Aleksander Benedykt Stanisław Sobieski (1677-1714), the second son of Jan III Sobieski and Maria Kazimiera. A humanist by choice, but carefully educated in the art of war.
In 1696-1698, after the death of his father, Aleksander almost constantly accompanied his mother. Started an affair with Elżbieta Sieniawska. Refused to become politically engaged, and although he acknowledged the rule of Augustus II he probably never swore a formal oath of loyalty to the king. When the beginning of the Northern War created hopes for a crown for Prince Jakub, Aleksander supported his brother.

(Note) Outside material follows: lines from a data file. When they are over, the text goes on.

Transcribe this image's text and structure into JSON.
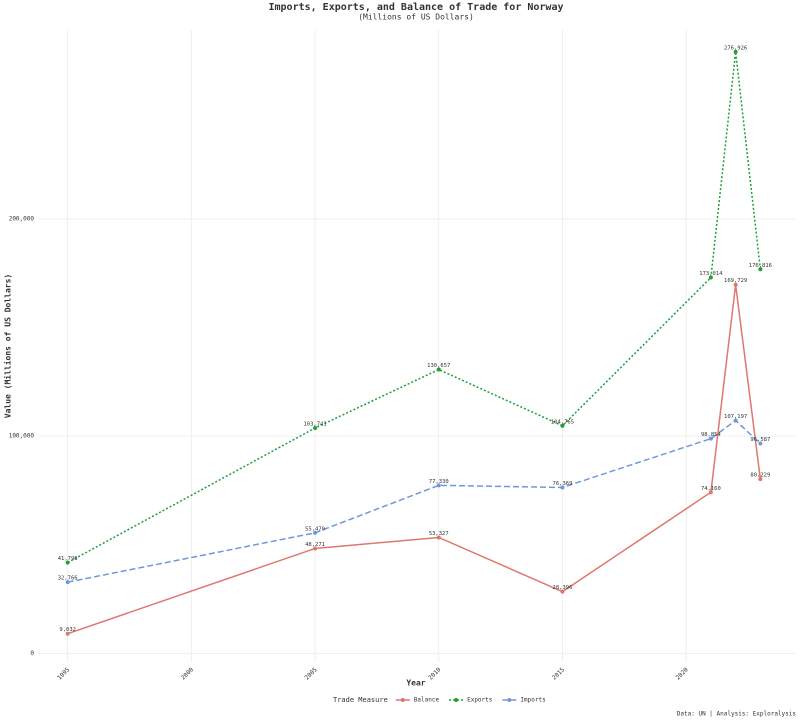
{
  "chart_data": {
    "type": "line",
    "title": "Imports, Exports, and Balance of Trade for Norway",
    "subtitle": "(Millions of US Dollars)",
    "x_label": "Year",
    "y_label": "Value (Millions of US Dollars)",
    "caption": "Data: UN | Analysis: Exploralysis",
    "legend_title": "Trade Measure",
    "legend_position": "bottom",
    "grid": true,
    "x": [
      1995,
      2005,
      2010,
      2015,
      2021,
      2022,
      2023
    ],
    "xlim": [
      1993.8,
      2024.4
    ],
    "xticks": [
      1995,
      2000,
      2005,
      2010,
      2015,
      2020
    ],
    "ylim": [
      -4000,
      287000
    ],
    "yticks": [
      0,
      {
        "value": 100000,
        "label": "100,000"
      },
      {
        "value": 200000,
        "label": "200,000"
      }
    ],
    "series": [
      {
        "name": "Balance",
        "color": "#e0766e",
        "line_style": "solid",
        "values": [
          9032,
          48271,
          53327,
          28396,
          74160,
          169729,
          80229
        ],
        "value_labels": [
          "9,032",
          "48,271",
          "53,327",
          "28,396",
          "74,160",
          "169,729",
          "80,229"
        ]
      },
      {
        "name": "Exports",
        "color": "#1f9e3a",
        "line_style": "dotted",
        "values": [
          41798,
          103741,
          130657,
          104765,
          173014,
          276926,
          176816
        ],
        "value_labels": [
          "41,798",
          "103,741",
          "130,657",
          "104,765",
          "173,014",
          "276,926",
          "176,816"
        ]
      },
      {
        "name": "Imports",
        "color": "#6f98dc",
        "line_style": "dashed",
        "values": [
          32766,
          55470,
          77330,
          76369,
          98854,
          107197,
          96587
        ],
        "value_labels": [
          "32,766",
          "55,470",
          "77,330",
          "76,369",
          "98,854",
          "107,197",
          "96,587"
        ]
      }
    ]
  }
}
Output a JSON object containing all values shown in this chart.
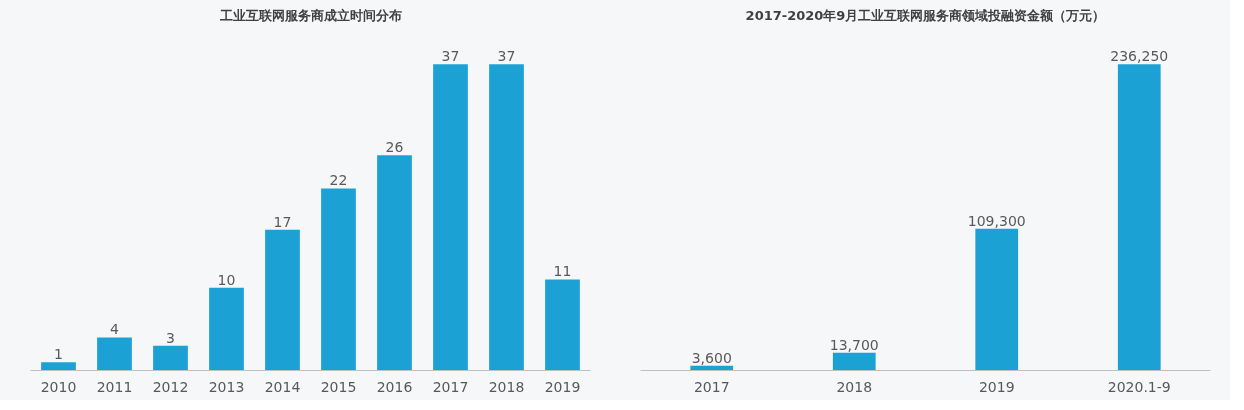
{
  "chart_data": [
    {
      "type": "bar",
      "title": "工业互联网服务商成立时间分布",
      "categories": [
        "2010",
        "2011",
        "2012",
        "2013",
        "2014",
        "2015",
        "2016",
        "2017",
        "2018",
        "2019"
      ],
      "values": [
        1,
        4,
        3,
        10,
        17,
        22,
        26,
        37,
        37,
        11
      ],
      "color": "#1ba1d4",
      "data_labels": true,
      "grid": false
    },
    {
      "type": "bar",
      "title": "2017-2020年9月工业互联网服务商领域投融资金额（万元）",
      "categories": [
        "2017",
        "2018",
        "2019",
        "2020.1-9"
      ],
      "values": [
        3600,
        13700,
        109300,
        236250
      ],
      "value_labels": [
        "3,600",
        "13,700",
        "109,300",
        "236,250"
      ],
      "color": "#1ba1d4",
      "grid": false
    }
  ]
}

In February 1704 the princes Jakub and Konstanty were abducted near Wrocław upon the order of Augustus II and imprisoned in Saxony. Aleksander became a pretender to the Polish crown, backed by Charles XII of Sweden and Primate Michał Radziejowski. He protested against this plan, quite possibly fearing the political revenge of his former lover, Sieniawska, and his brothers. After Charles XII set them free in December 1706, Aleksander withdrew from political life and in 1710 moved to Rome together with his mother; the local climate was beneficial for his rheumatism. In time, became involved in cultural life and was known as a poet as well as a lover and patron of the arts. Staged opera spectacles at his private theatre.
At the end of his life, the ailing prince sought solace in prayer. He died in Rome, where he was buried in a Capuchin church.